On December 20, 2023, the UK High Court dismissed the appeal of Dr Thaler, who claimed to be entitled to apply for and obtain patents for inventions allegedly made by a machine called DABUS. The Court upheld the decisions of the lower courts and the Comptroller that DABUS was not an inventor within the meaning of the Patents Act of 1977 (the Patents Act), and that Dr Thaler had failed to comply with the requirements of section 13 of the Patents Act, which resulted in the applications being deemed withdrawn.
The Court rejected Dr. Thaler's arguments that the Patents Act recognised that there was property in an invention as such at the time the invention was made, and that he derived title to the inventions by virtue of his ownership of DABUS and the doctrine of accession. The Court held that the Patents Act provided a complete code for determining who was entitled to apply for and obtain a patent, and that such a person had to be a natural person who devised the invention or someone claiming through the inventor by operation of law, contract or succession - cutting short Thaler's argument and resulting in a denial of the application. The Court emphasised that the inventor was the natural person who came up with the inventive concept, and that a machine was not a person at all, let alone a natural person, and thus could not generate an “inventive concept” as understood under the Patents Act.

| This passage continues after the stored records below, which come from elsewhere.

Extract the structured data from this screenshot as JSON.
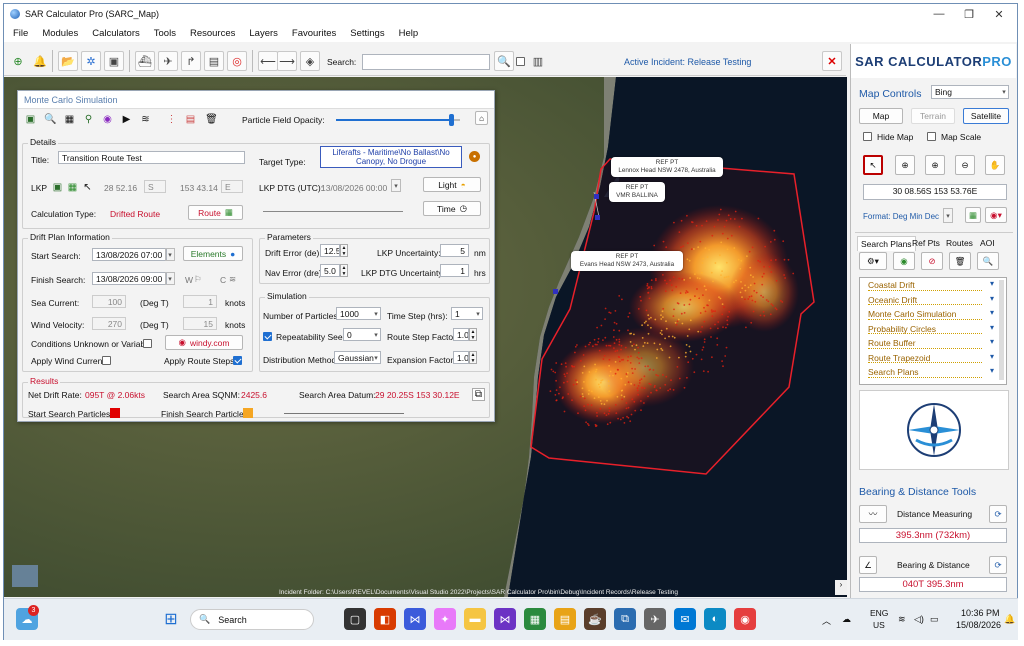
{
  "window": {
    "title": "SAR Calculator Pro (SARC_Map)"
  },
  "menu": [
    "File",
    "Modules",
    "Calculators",
    "Tools",
    "Resources",
    "Layers",
    "Favourites",
    "Settings",
    "Help"
  ],
  "toolbar": {
    "search_label": "Search:",
    "search_value": "",
    "active_incident": "Active Incident: Release Testing"
  },
  "map": {
    "callouts": [
      {
        "line1": "REF PT",
        "line2": "Lennox Head NSW 2478, Australia"
      },
      {
        "line1": "REF PT",
        "line2": "VMR BALLINA"
      },
      {
        "line1": "REF PT",
        "line2": "Evans Head NSW 2473, Australia"
      }
    ],
    "status_path": "Incident Folder: C:\\Users\\REVEL\\Documents\\Visual Studio 2022\\Projects\\SAR Calculator Pro\\bin\\Debug\\Incident Records\\Release Testing"
  },
  "dialog": {
    "title": "Monte Carlo Simulation",
    "opacity_label": "Particle Field Opacity:",
    "opacity_value": 0.93,
    "details": {
      "group": "Details",
      "title_label": "Title:",
      "title_value": "Transition Route Test",
      "target_label": "Target Type:",
      "target_value": "Liferafts - Maritime\\No Ballast\\No Canopy, No Drogue",
      "lkp_label": "LKP",
      "lkp_lat": "28 52.16",
      "lkp_lat_hem": "S",
      "lkp_lon": "153 43.14",
      "lkp_lon_hem": "E",
      "lkp_dtg_label": "LKP DTG (UTC):",
      "lkp_dtg_value": "13/08/2026 00:00",
      "light_label": "Light",
      "time_label": "Time",
      "calc_type_label": "Calculation Type:",
      "calc_type_value": "Drifted Route",
      "route_label": "Route"
    },
    "drift": {
      "group": "Drift Plan Information",
      "start_label": "Start Search:",
      "start_value": "13/08/2026 07:00",
      "finish_label": "Finish Search:",
      "finish_value": "13/08/2026 09:00",
      "elements_label": "Elements",
      "sea_current_label": "Sea Current:",
      "sea_current_deg": "100",
      "deg_unit": "(Deg T)",
      "sea_current_kts": "1",
      "knots_unit": "knots",
      "wind_label": "Wind Velocity:",
      "wind_deg": "270",
      "wind_kts": "15",
      "conditions_label": "Conditions Unknown or Variable",
      "windy_label": "windy.com",
      "apply_wind_label": "Apply Wind Current",
      "apply_route_label": "Apply Route Steps",
      "w_label": "W",
      "c_label": "C"
    },
    "params": {
      "group": "Parameters",
      "drift_err_label": "Drift Error (de):",
      "drift_err_value": "12.5",
      "nav_err_label": "Nav Error (dre):",
      "nav_err_value": "5.0",
      "lkp_unc_label": "LKP Uncertainty:",
      "lkp_unc_value": "5",
      "lkp_unc_unit": "nm",
      "lkp_dtg_unc_label": "LKP DTG Uncertainty:",
      "lkp_dtg_unc_value": "1",
      "lkp_dtg_unc_unit": "hrs"
    },
    "simulation": {
      "group": "Simulation",
      "particles_label": "Number of Particles:",
      "particles_value": "1000",
      "time_step_label": "Time Step (hrs):",
      "time_step_value": "1",
      "seed_label": "Repeatability Seed:",
      "seed_value": "0",
      "route_step_label": "Route Step Factor:",
      "route_step_value": "1.0",
      "dist_label": "Distribution Method:",
      "dist_value": "Gaussian",
      "expansion_label": "Expansion Factor:",
      "expansion_value": "1.0"
    },
    "results": {
      "group": "Results",
      "net_drift_label": "Net Drift Rate:",
      "net_drift_value": "095T @ 2.06kts",
      "area_label": "Search Area SQNM:",
      "area_value": "2425.6",
      "datum_label": "Search Area Datum:",
      "datum_value": "29 20.25S  153 30.12E",
      "start_particles_label": "Start Search Particles:",
      "finish_particles_label": "Finish Search Particles::"
    }
  },
  "right_panel": {
    "logo_main": "SAR CALCULATOR ",
    "logo_accent": "PRO",
    "map_controls_label": "Map Controls",
    "basemap": "Bing",
    "map_btn": "Map",
    "terrain_btn": "Terrain",
    "satellite_btn": "Satellite",
    "hide_map": "Hide Map",
    "map_scale": "Map Scale",
    "coords": "30 08.56S  153 53.76E",
    "format": "Format: Deg Min Dec",
    "tabs": [
      "Search Plans",
      "Ref Pts",
      "Routes",
      "AOI"
    ],
    "plans": [
      "Coastal Drift",
      "Oceanic Drift",
      "Monte Carlo Simulation",
      "Probability Circles",
      "Route Buffer",
      "Route Trapezoid",
      "Search Plans"
    ],
    "bearing_header": "Bearing & Distance Tools",
    "distance_btn": "Distance Measuring",
    "distance_value": "395.3nm  (732km)",
    "bearing_btn": "Bearing & Distance",
    "bearing_value": "040T  395.3nm"
  },
  "taskbar": {
    "search": "Search",
    "lang1": "ENG",
    "lang2": "US",
    "time": "10:36 PM",
    "date": "15/08/2026",
    "weather_badge": "3"
  },
  "colors": {
    "accent": "#1f5aa8",
    "red": "#c8102e",
    "start_particle": "#e00000",
    "finish_particle": "#f5a623"
  }
}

The Court also held that Dr Thaler did not satisfy the requirements of section 13 of the Patents Act, which obliged the applicant to identify the person or persons whom he believed to be the inventor or inventors, and to indicate the derivation of his right to be granted the patent. The Court found that Dr Thaler did not identify any person or persons as the inventor or inventors, but rather asserted that DABUS was the inventor, which was legally impossible. The Court also found that Dr Thaler did not indicate any proper basis for his right to be granted the patent, but simply relied on his ownership of DABUS, which was not sufficient. The Court noted that the failure to comply with section 13(2) had the prescribed consequence of the applications being taken to be withdrawn, and that this was not an additional requirement for patentability or a new ground for refusal.